In the AutoML benchmark experiment, while a one-hour budget was set for each framework's training, not all frameworks consistently used the full time. In fact, there were instances where frameworks finished well before the allotted hour, indicating variability in processing time requirements across frameworks and datasets. Additionally, certain frameworks occasionally exceeded the time budget by a few minutes, though significant overruns were rare and generally controlled within an acceptable range of leniency. In Plexe’s case, all best solutions were found well within the 1 hour limit, with 75% finishing in less than 30 minutes.

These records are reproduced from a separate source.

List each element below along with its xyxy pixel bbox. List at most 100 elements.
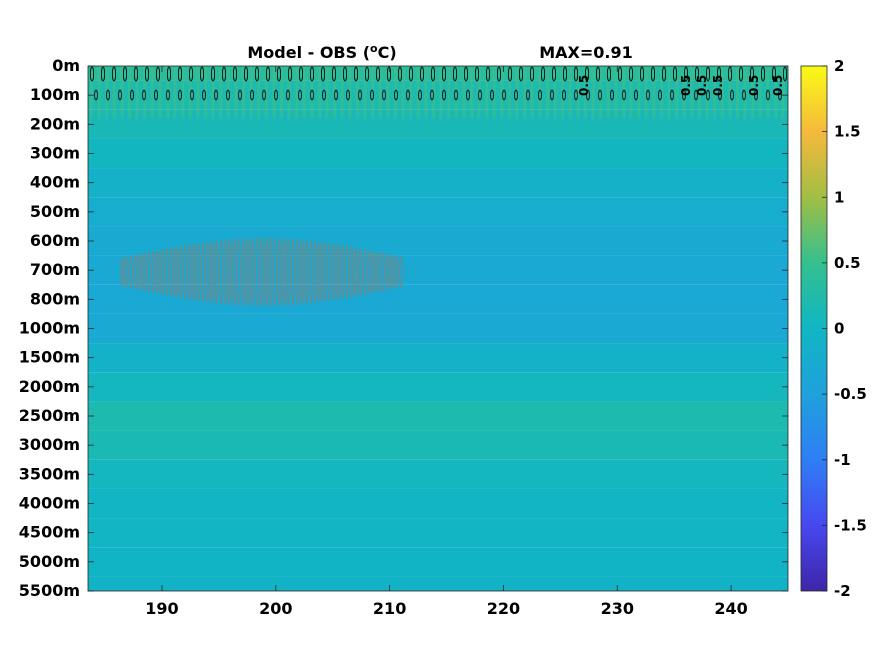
contour-line — [778, 89, 782, 101]
heatmap-band — [88, 547, 788, 577]
contour-line — [183, 244, 187, 300]
contour-line — [298, 89, 302, 101]
surface-stripe — [242, 66, 245, 119]
contour-line — [291, 238, 295, 306]
surface-stripe — [181, 66, 185, 119]
contour-line — [226, 89, 230, 101]
contour-line — [496, 66, 501, 82]
contour-line — [90, 66, 95, 82]
contour-line — [190, 89, 194, 101]
surface-stripe — [226, 66, 230, 119]
contour-line — [610, 89, 614, 101]
contour-line — [144, 66, 149, 82]
surface-stripe — [97, 66, 101, 119]
surface-stripe — [751, 66, 755, 119]
surface-stripe — [614, 66, 618, 119]
contour-lines: 0.5 0.5 0.5 0.5 0.5 0.5 — [90, 66, 788, 307]
contour-label: 0.5 — [747, 75, 761, 96]
contour-line — [277, 237, 282, 307]
contour-line — [188, 66, 193, 82]
colorbar-ticks: 2 1.5 1 0.5 0 -0.5 -1 -1.5 -2 — [822, 57, 867, 600]
contour-line — [552, 66, 557, 82]
surface-stripe — [143, 66, 147, 119]
contour-line — [345, 245, 349, 299]
contour-line — [262, 89, 266, 101]
colorbar-tick-label: -2 — [834, 582, 851, 600]
contour-line — [205, 241, 210, 303]
contour-line — [386, 66, 391, 82]
contour-line — [385, 253, 390, 291]
contour-line — [322, 242, 327, 302]
surface-stripe — [591, 66, 595, 119]
x-tick-label: 220 — [487, 599, 520, 618]
contour-line — [349, 246, 354, 298]
contour-line — [772, 66, 777, 82]
contour-line — [304, 239, 309, 305]
y-tick-label: 2000m — [19, 377, 80, 396]
y-tick-label: 300m — [30, 144, 80, 163]
y-tick-label: 4500m — [19, 523, 80, 542]
surface-stripe — [196, 66, 200, 119]
surface-stripe — [644, 66, 648, 119]
contour-line — [442, 89, 446, 101]
surface-stripe — [629, 66, 633, 119]
surface-stripe — [523, 66, 527, 119]
heatmap-band — [88, 488, 788, 519]
contour-line — [526, 89, 530, 101]
contour-line — [658, 89, 662, 101]
contour-line — [372, 250, 376, 294]
contour-label: 0.5 — [577, 75, 591, 96]
contour-line — [265, 66, 270, 82]
contour-line — [463, 66, 468, 82]
contour-line — [268, 237, 273, 307]
contour-line — [221, 66, 226, 82]
contour-line — [237, 238, 241, 306]
contour-label: 0.5 — [679, 75, 693, 96]
contour-line — [562, 89, 566, 101]
contour-line — [273, 237, 277, 307]
contour-label: 0.5 — [771, 75, 785, 96]
contour-line — [761, 66, 766, 82]
surface-stripe — [158, 66, 162, 119]
surface-stripe — [576, 66, 580, 119]
colorbar-tick-label: 0 — [834, 320, 844, 338]
surface-stripe — [356, 66, 359, 119]
surface-stripe — [416, 66, 420, 119]
contour-line — [418, 89, 422, 101]
x-axis-ticks: 190 200 210 220 230 240 — [145, 66, 748, 618]
contour-line — [730, 89, 734, 101]
contour-line — [169, 247, 174, 297]
y-tick-label: 3000m — [19, 435, 80, 454]
surface-stripe — [150, 66, 154, 119]
surface-stripe — [599, 66, 603, 119]
contour-line — [243, 66, 248, 82]
max-label: MAX=0.91 — [539, 43, 633, 62]
contour-line — [397, 66, 402, 82]
contour-line — [354, 247, 358, 297]
contour-line — [376, 251, 381, 293]
contour-line — [331, 243, 336, 301]
contour-line — [112, 66, 117, 82]
contour-line — [210, 240, 214, 304]
contour-line — [166, 66, 171, 82]
contour-line — [214, 89, 218, 101]
chart-title: Model - OBS (oC) — [247, 42, 396, 62]
surface-stripe — [188, 66, 192, 119]
heatmap-band — [88, 284, 788, 314]
contour-line — [358, 248, 363, 296]
x-tick-label: 190 — [145, 599, 178, 618]
contour-line — [295, 239, 300, 305]
surface-stripe — [667, 66, 671, 119]
heatmap-band — [88, 576, 788, 591]
contour-line — [502, 89, 506, 101]
y-axis-ticks: 0m 100m 200m 300m 400m 500m 600m 700m 800m 1000m 1… — [19, 56, 788, 600]
surface-stripe — [606, 66, 610, 119]
contour-line — [120, 257, 124, 287]
contour-line — [485, 66, 490, 82]
surface-stripe — [302, 66, 306, 119]
contour-line — [739, 66, 744, 82]
y-tick-label: 200m — [30, 114, 80, 133]
contour-line — [585, 66, 590, 82]
y-tick-label: 100m — [30, 85, 80, 104]
surface-stripe — [173, 66, 177, 119]
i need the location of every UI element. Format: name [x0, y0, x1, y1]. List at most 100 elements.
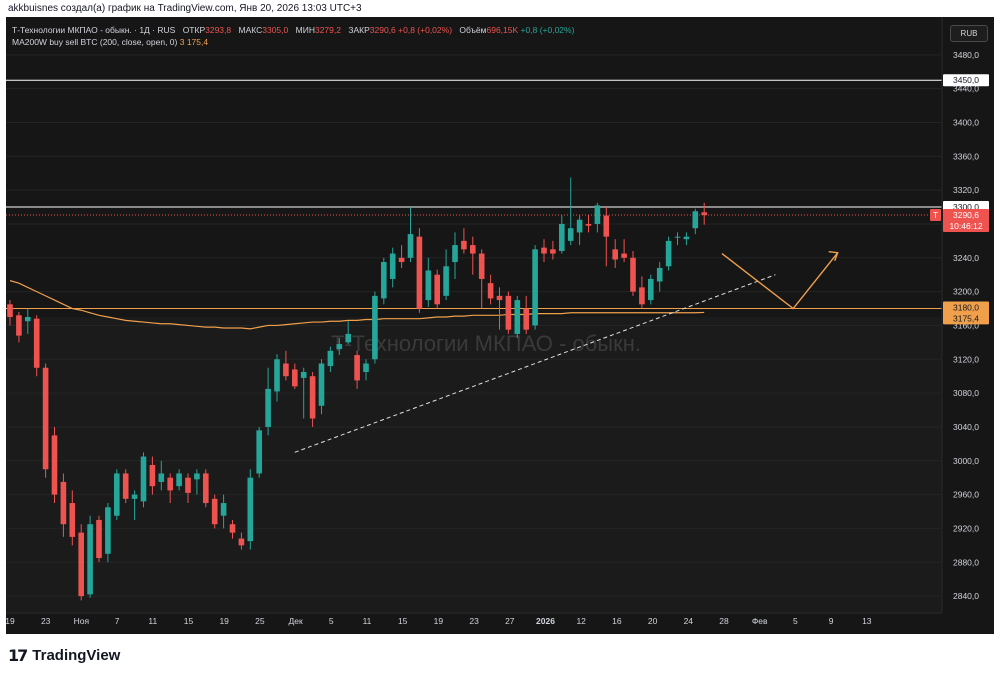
candle-body[interactable]: [220, 503, 227, 516]
price-tick-label: 3440,0: [953, 84, 979, 94]
candle-body[interactable]: [665, 240, 672, 267]
projection-arrowhead: [828, 251, 839, 261]
candle-body[interactable]: [487, 283, 494, 299]
candle-body[interactable]: [51, 435, 58, 495]
legend-symbol[interactable]: Т-Технологии МКПАО - обыкн. · 1Д · RUS: [12, 25, 176, 35]
candle-body[interactable]: [203, 473, 209, 504]
candle-body[interactable]: [461, 240, 467, 250]
candle-body[interactable]: [363, 363, 369, 372]
candle-body[interactable]: [452, 245, 458, 263]
candle-body[interactable]: [7, 304, 13, 317]
candle-body[interactable]: [140, 456, 147, 502]
candle-body[interactable]: [648, 278, 654, 301]
candle-body[interactable]: [630, 257, 636, 292]
candle-body[interactable]: [407, 234, 414, 258]
candle-body[interactable]: [381, 262, 387, 299]
candle-body[interactable]: [274, 359, 280, 392]
candle-body[interactable]: [585, 223, 592, 226]
candle-body[interactable]: [256, 430, 262, 474]
time-tick-label: 11: [363, 616, 372, 626]
candle-body[interactable]: [656, 267, 663, 282]
time-tick-label: 23: [41, 616, 51, 626]
ma200w-polyline[interactable]: [9, 280, 705, 330]
candle-body[interactable]: [33, 318, 40, 368]
candle-body[interactable]: [176, 473, 182, 487]
candle-body[interactable]: [523, 308, 529, 330]
candle-body[interactable]: [683, 236, 690, 240]
candle-body[interactable]: [309, 376, 316, 419]
price-tick-label: 3120,0: [953, 354, 979, 364]
candle-body[interactable]: [318, 363, 325, 406]
chart-area[interactable]: Т-Технологии МКПАО - обыкн. 2840,0 2880,0…: [6, 17, 994, 634]
candle-body[interactable]: [425, 270, 432, 301]
chart-shade: [6, 317, 942, 613]
candle-body[interactable]: [300, 371, 307, 378]
price-tick-label: 3160,0: [953, 320, 979, 330]
price-tick-label: 2840,0: [953, 591, 979, 601]
candle-body[interactable]: [345, 333, 351, 343]
candle-body[interactable]: [434, 274, 440, 305]
candle-body[interactable]: [185, 477, 191, 493]
candle-body[interactable]: [87, 524, 93, 595]
candle-body[interactable]: [229, 524, 236, 533]
candle-body[interactable]: [470, 245, 476, 254]
candle-body[interactable]: [594, 205, 601, 224]
legend-indicator[interactable]: MA200W buy sell BTC (200, close, open, 0…: [12, 37, 178, 47]
candle-body[interactable]: [78, 532, 84, 597]
candle-body[interactable]: [567, 228, 574, 241]
candle-body[interactable]: [96, 519, 102, 559]
trendline-dashed[interactable]: [294, 274, 776, 453]
candle-body[interactable]: [639, 287, 645, 305]
candle-body[interactable]: [674, 236, 681, 238]
candle-body[interactable]: [372, 295, 378, 360]
candle-body[interactable]: [158, 473, 165, 482]
time-tick-label: 12: [576, 616, 586, 626]
candle-body[interactable]: [42, 367, 49, 470]
candle-body[interactable]: [496, 295, 503, 301]
candle-body[interactable]: [354, 355, 360, 381]
candle-body[interactable]: [69, 503, 76, 537]
candle-body[interactable]: [167, 477, 173, 491]
candle-body[interactable]: [247, 477, 254, 542]
candle-body[interactable]: [238, 538, 245, 546]
candle-body[interactable]: [211, 498, 218, 525]
candle-body[interactable]: [149, 465, 156, 487]
candle-body[interactable]: [541, 247, 547, 254]
price-tick-label: 2960,0: [953, 490, 979, 500]
candle-body[interactable]: [265, 388, 271, 427]
candle-body[interactable]: [398, 257, 405, 263]
candle-body[interactable]: [60, 481, 67, 525]
candle-body[interactable]: [443, 266, 449, 296]
candle-body[interactable]: [550, 249, 556, 254]
time-tick-label: 15: [184, 616, 194, 626]
grid: [6, 17, 994, 634]
candle-body[interactable]: [389, 253, 396, 279]
candle-body[interactable]: [16, 315, 22, 336]
candle-body[interactable]: [478, 253, 485, 279]
candle-body[interactable]: [131, 494, 138, 499]
candle-body[interactable]: [416, 236, 423, 309]
price-chart[interactable]: Т-Технологии МКПАО - обыкн. 2840,0 2880,0…: [6, 17, 994, 634]
candle-body[interactable]: [25, 317, 31, 322]
currency-button[interactable]: RUB: [950, 25, 988, 42]
candle-body[interactable]: [336, 344, 343, 350]
candle-body[interactable]: [105, 507, 111, 554]
candle-body[interactable]: [114, 473, 120, 516]
candle-body[interactable]: [559, 223, 565, 252]
candle-body[interactable]: [194, 473, 200, 480]
candle-body[interactable]: [692, 211, 699, 229]
candle-body[interactable]: [122, 473, 129, 499]
candle-body[interactable]: [505, 295, 512, 330]
candle-body[interactable]: [283, 363, 289, 377]
candle-body[interactable]: [292, 369, 298, 387]
candle-body[interactable]: [532, 249, 538, 326]
projection-path[interactable]: [721, 252, 839, 310]
candle-body[interactable]: [514, 300, 521, 334]
candle-body[interactable]: [621, 253, 627, 258]
candle-body[interactable]: [603, 215, 610, 237]
candle-body[interactable]: [327, 350, 334, 367]
badge-ma-bg: [943, 312, 989, 325]
candle-body[interactable]: [576, 219, 583, 233]
candle-body[interactable]: [612, 249, 618, 260]
candle-body[interactable]: [701, 212, 707, 216]
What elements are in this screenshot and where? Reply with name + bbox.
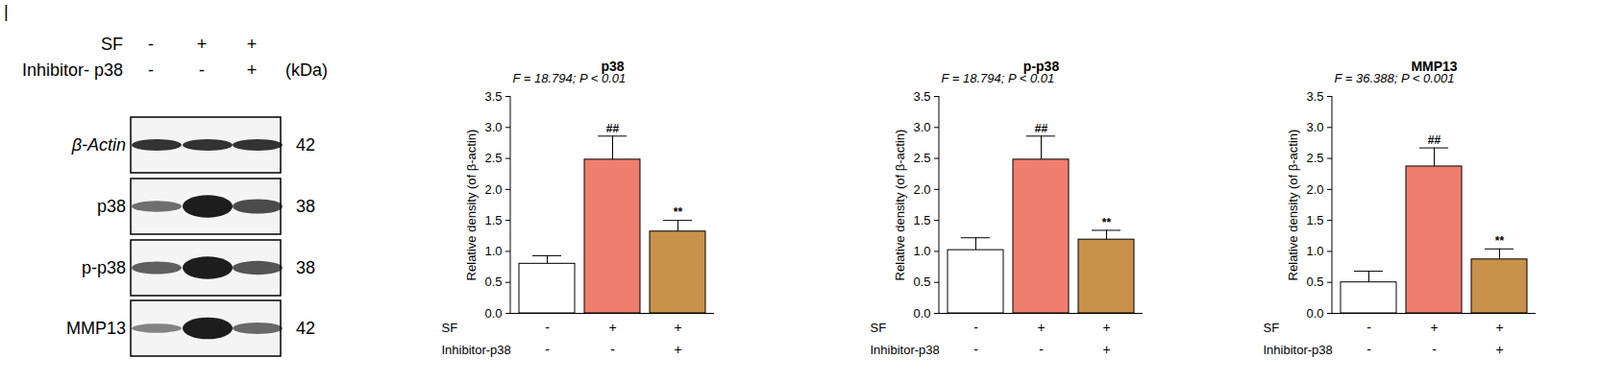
svg-text:2.5: 2.5 xyxy=(912,150,931,166)
svg-text:F = 36.388; P < 0.001: F = 36.388; P < 0.001 xyxy=(1334,71,1455,86)
svg-text:-: - xyxy=(147,34,154,54)
svg-text:MMP13: MMP13 xyxy=(1411,59,1458,75)
svg-text:SF: SF xyxy=(1263,320,1280,336)
svg-text:(kDa): (kDa) xyxy=(285,60,328,80)
svg-text:1.0: 1.0 xyxy=(1305,244,1324,259)
svg-text:2.0: 2.0 xyxy=(1305,182,1324,197)
svg-text:+: + xyxy=(608,320,616,336)
svg-text:##: ## xyxy=(1427,133,1442,148)
svg-text:1.5: 1.5 xyxy=(1305,213,1324,228)
svg-text:2.0: 2.0 xyxy=(484,182,502,197)
svg-text:3.0: 3.0 xyxy=(1305,120,1324,135)
svg-text:-: - xyxy=(198,60,205,80)
svg-text:3.0: 3.0 xyxy=(484,120,502,135)
svg-text:0.5: 0.5 xyxy=(484,274,502,290)
svg-text:-: - xyxy=(544,342,550,358)
svg-text:Inhibitor- p38: Inhibitor- p38 xyxy=(22,60,124,80)
svg-text:+: + xyxy=(673,342,682,358)
svg-text:|: | xyxy=(3,1,9,22)
svg-text:Inhibitor-p38: Inhibitor-p38 xyxy=(442,343,512,358)
svg-text:##: ## xyxy=(606,122,620,136)
svg-text:**: ** xyxy=(673,205,684,220)
svg-text:3.5: 3.5 xyxy=(912,89,931,104)
svg-text:+: + xyxy=(1102,320,1110,336)
svg-text:+: + xyxy=(1495,320,1503,336)
svg-text:-: - xyxy=(1431,342,1437,358)
svg-text:Inhibitor-p38: Inhibitor-p38 xyxy=(870,343,940,358)
svg-text:+: + xyxy=(1102,342,1110,358)
svg-text:0.5: 0.5 xyxy=(1305,274,1324,290)
svg-text:-: - xyxy=(973,320,979,336)
svg-text:Inhibitor-p38: Inhibitor-p38 xyxy=(1263,343,1333,358)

External Validation: Kaggle Competitions

Performance on Kaggle competitions provides independent validation and an example for a situation where Plexe can be immediately useful:

Domain	Competition	Plexe’s Percentile Rank	Plexe’s absolute Rank
Finance	Loan Approval Prediction	73.14%	765/2845*
Real Estate	House Price Prediction	83.12%	800/4735*
Analytics	Titanic Survival Prediction	85.73%	2200/15422*
Retail	Grocery Store sales Prediction	32.8%	447/665
Analytics	Spaceship Titanic	61.5%	595/1549*
Social Media	Twitter Disaster NLP	62.5%	377/1008*
Cybersecurity	Web Intrusion Detection	61.8%	2113/5534*
Healthcare	BrisT1D Blood Glucose Prediction Competition	83.6%	47/287*
Retail	Predict future Product sales	33.7%	11183/16863
Healthcare	ICR - Identifying Age-Related Conditions	63.7%	N/A - closed competition
Urban	Bike share	83%	N/A - closed competition

Note: * represents competition ongoing at the time of submission

Side note: Test set accuracy for the Titanic Survival dataset reported by MLJar (running 4 hours job on m5.24xlarge machine (96CPU, 384GB RAM)): 77.99% whereas Plexe reported an accuracy of 84.51%.(with a 1 hour limit running on the same hardware as defined on the top of this blog post)

Discussion

While these early results are only indicative, we do find them encouraging. In particular, we observed:

Superior performance relative to established tools on 12/20 benchmark datasets
Competitive performance (within 0.005) on remaining datasets
Consistent results across diverse problem types

We acknowledge that the experiment has a number of limitations, which constrains the conclusions we can draw:

Limited to tabular data
Limited to 20 (OpenML) + 11 (Kaggle) tasks, all of which have “small” datasets
Evaluation restricted to 1-hour time budgets
Benchmark suite could be expanded to include more recent datasets

Nonetheless, we feel these initial results warrant further work on the tool. There are several directions that we want to explore:

Extension to unstructured data types
Support for deep learning models
Expansion of benchmark suite with additional datasets

Conclusion

Our empirical evaluation of Plexe’s early prototype suggests that the tool is capable of achieving competitive or superior performance compared to current AutoML frameworks, while reducing computational requirements. This provides an encouraging foundation for us to continue building upon, and we plan to release a fully fledged beta to the public in the coming months. Stay tuned for updates!

References

Gijsbers, P., Bueno, J., Coors, S., LeDell, E., Poirier, S., Thomas, J., Bischl, B., & Vanschoren, J. (2023). AMLB: An AutoML Benchmark. 22-0493.pdf, benchmarking results and framework evaluation.